= James A. Moorer =

Computer scientist, audio engineer and inventor of the THX Deep Note (born 1945)

James Anderson Moorer (born November 25, 1945) is an American digital audio and computer music engineer, responsible for over 40 technical publications and four patents.

He personally designed and wrote many of the advanced DSP algorithms for the Sonic Solutions "NoNOISE" process which is used to restore vintage recordings for CD remastering.

In the mid-1970s he was co-director and co-founder of the Stanford Center for Computer Research in Music and Acoustics. He received his PhD in computer science from Stanford University in 1975.

Between 1977 and 1979, he was a researcher and the scientific advisor to IRCAM in Paris.

Between 1980 and 1987, while vice-president of research and development at Lucasfilm's The Droid Works, he designed the Audio Signal Processor (ASP) which was used in the production of sound tracks for Return of the Jedi, Indiana Jones and the Temple of Doom, and others, including the well-known company THX, and its Deep Note audio logo.

In 1991, he won the Audio Engineering Society Silver award for lifetime achievement.
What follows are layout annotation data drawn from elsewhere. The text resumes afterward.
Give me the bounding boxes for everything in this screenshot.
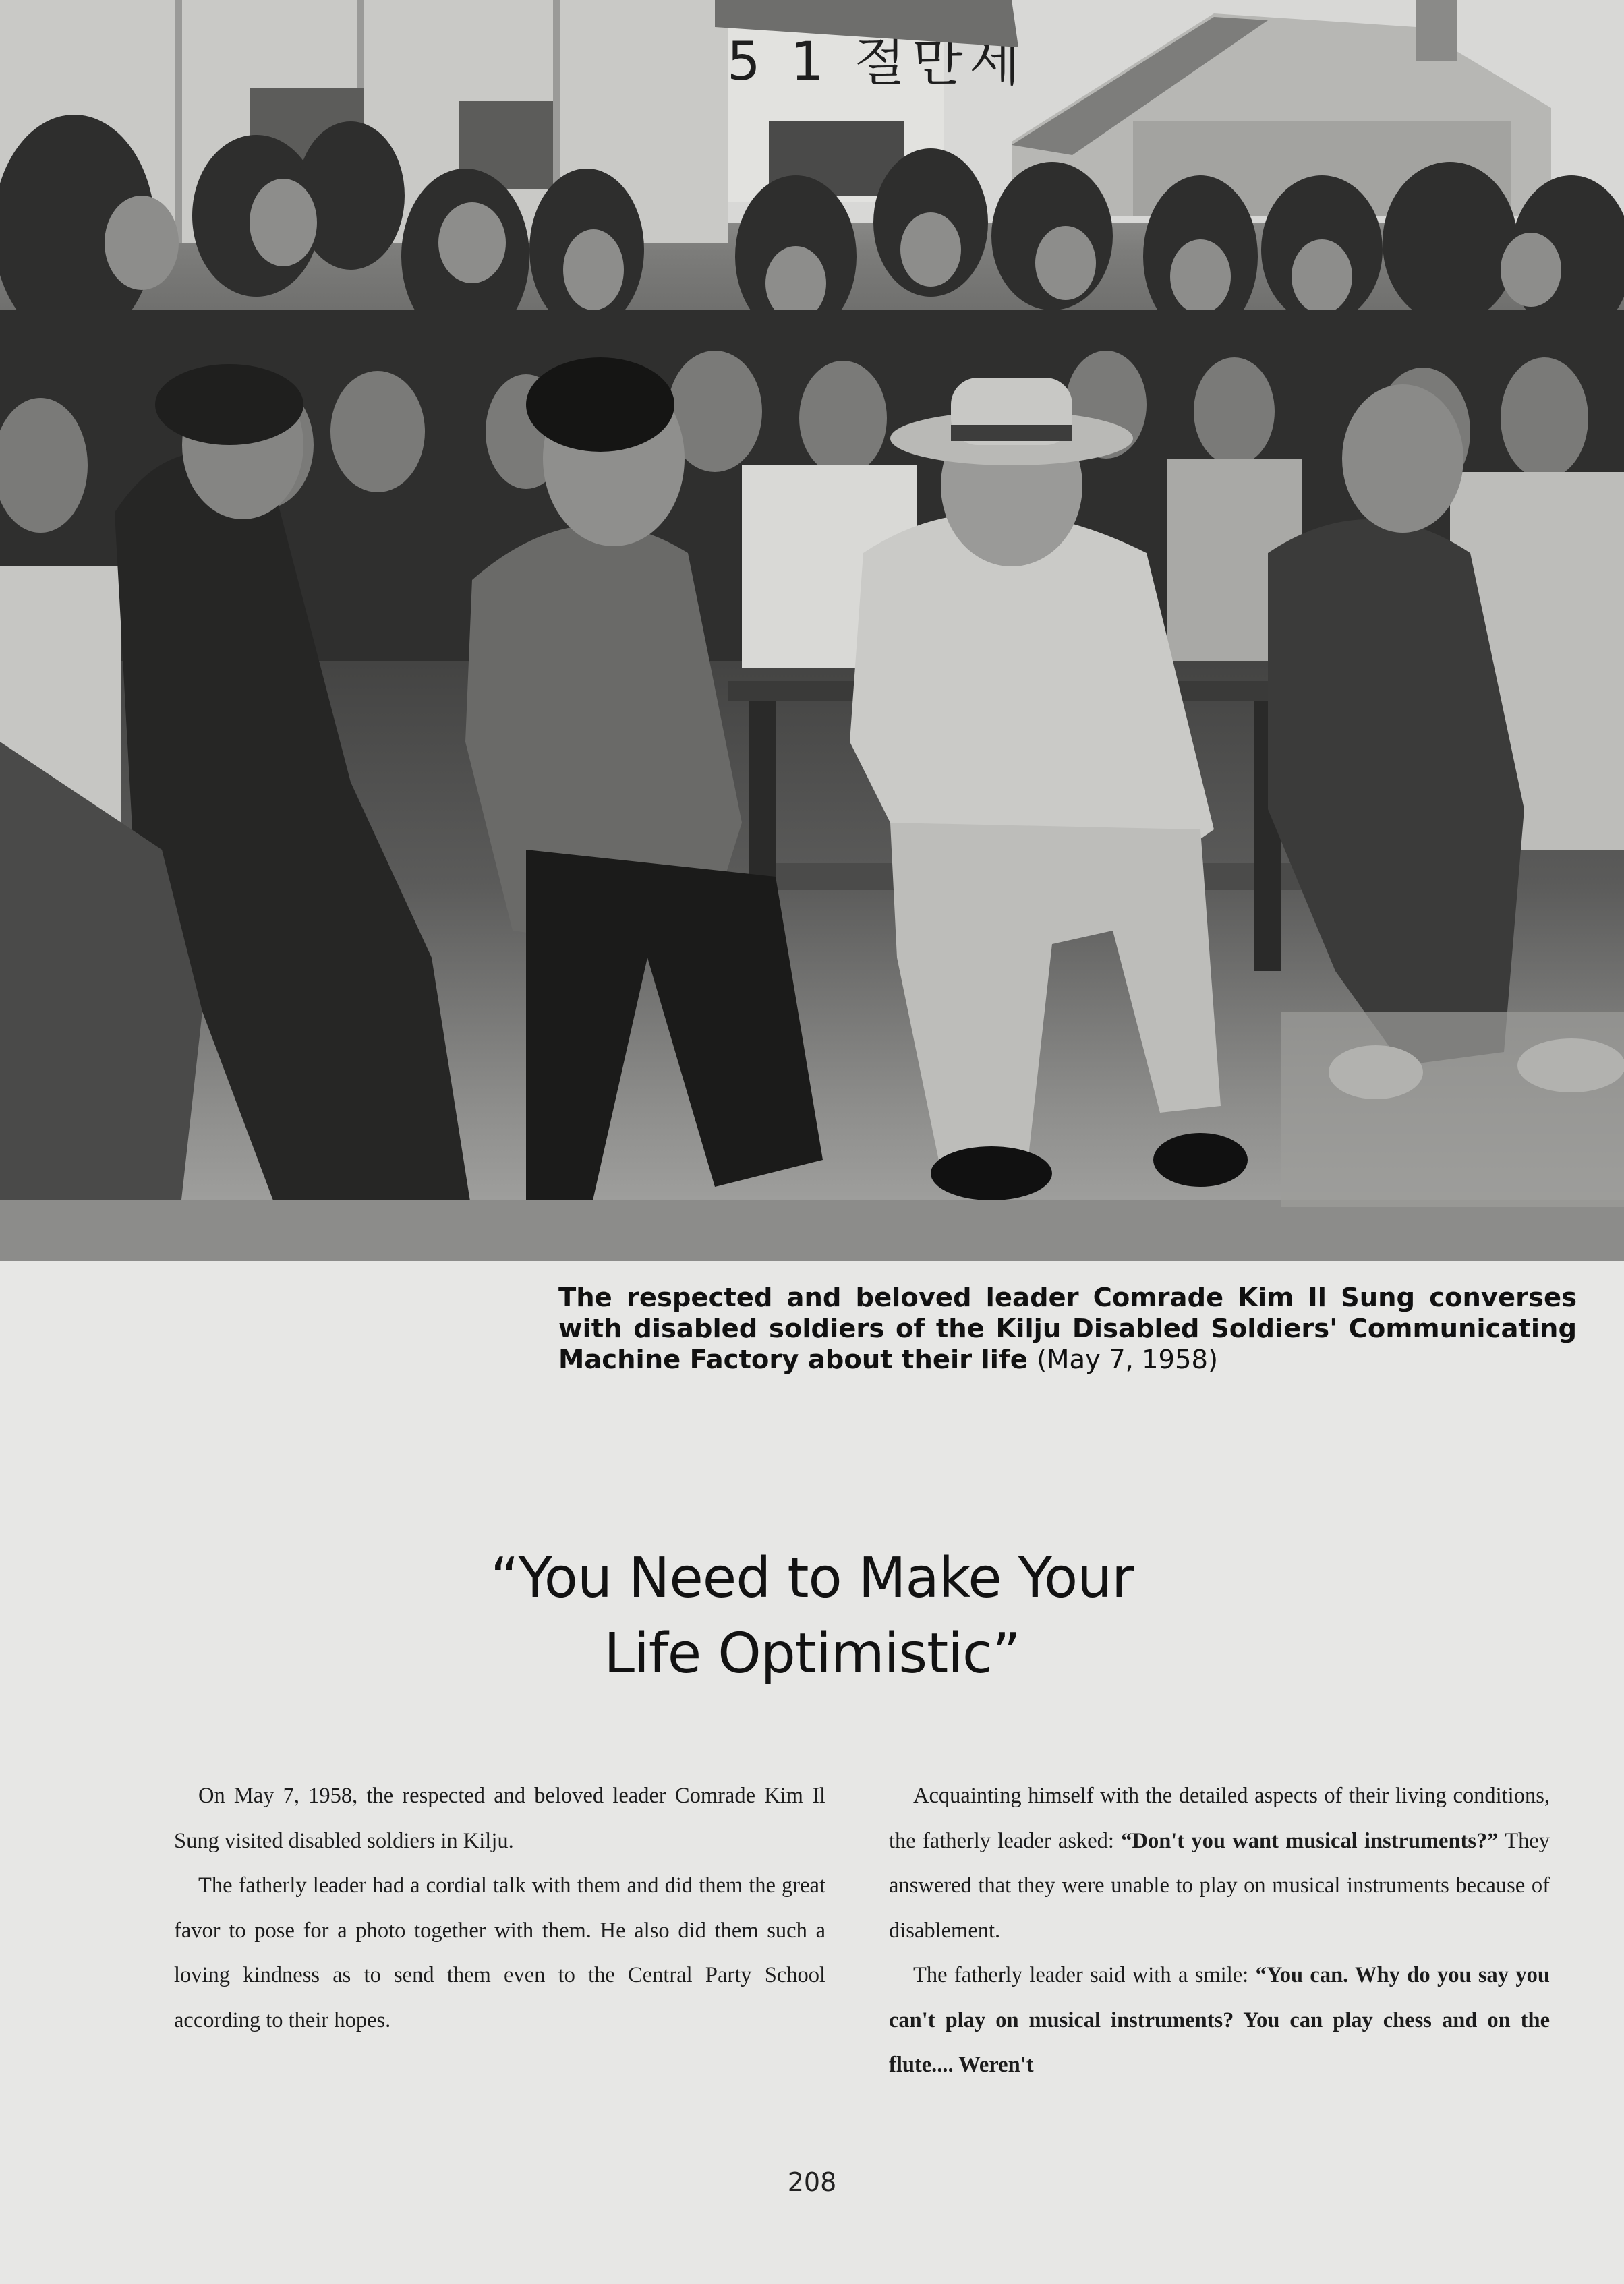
photo-caption (558, 1283, 1577, 1376)
left-paragraph-1: On May 7, 1958, the respected and beloved leader Comrade Kim Il Sung visited disabled soldiers in Kilju. (174, 1784, 825, 1853)
right-paragraph-1-text-b: They answered that they were unable to play on musical instruments because of disablement. (889, 1828, 1550, 1943)
headline-line-1: “You Need to Make Your (490, 1546, 1134, 1610)
left-column (174, 1774, 825, 2043)
left-paragraph-2: The fatherly leader had a cordial talk with them and did them the great favor to pose for a photo together with them. He also did them such a loving kindness as to send them even to the Central Party School according to their hopes. (174, 1873, 825, 2032)
right-paragraph-2-text-a: The fatherly leader said with a smile: (913, 1963, 1249, 1987)
headline (0, 1541, 1624, 1692)
building-sign: 5 1 절만세 (727, 32, 1027, 92)
right-paragraph-2-quote: “You can. Why do you say you can't play on musical instruments? You can play chess and on the flute.... Weren't (889, 1963, 1550, 2077)
right-paragraph-1-text-a: Acquainting himself with the detailed aspects of their living conditions, the fatherly leader asked: (889, 1784, 1550, 1853)
right-paragraph-1-quote: “Don't you want musical instruments?” (1121, 1828, 1499, 1853)
caption-text: The respected and beloved leader Comrade Kim Il Sung converses with disabled soldiers of the Kilju Disabled Soldiers' Communicating Machine Factory about their life (558, 1283, 1577, 1375)
right-paragraph-1 (889, 1774, 1550, 1953)
headline-line-2: Life Optimistic” (604, 1622, 1020, 1686)
right-paragraph-2 (889, 1953, 1550, 2088)
right-column (889, 1774, 1550, 2088)
page-number: 208 (787, 2167, 837, 2197)
caption-date: (May 7, 1958) (1037, 1345, 1219, 1375)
In 1996, he won an Emmy Award for Technical Achievement with his partners, Robert J. Doris and Mary C. Sauer for Sonic Solutions "NoNOISE" for Noise Reduction on Television Broadcast Sound Tracks. In 1999, he won an Academy of Motion Picture Arts and Sciences Scientific and Engineering Award for his pioneering work in the design of digital signal processing and its application to audio editing for film. He previously worked at Adobe Systems as a senior computer scientist in the DVD team.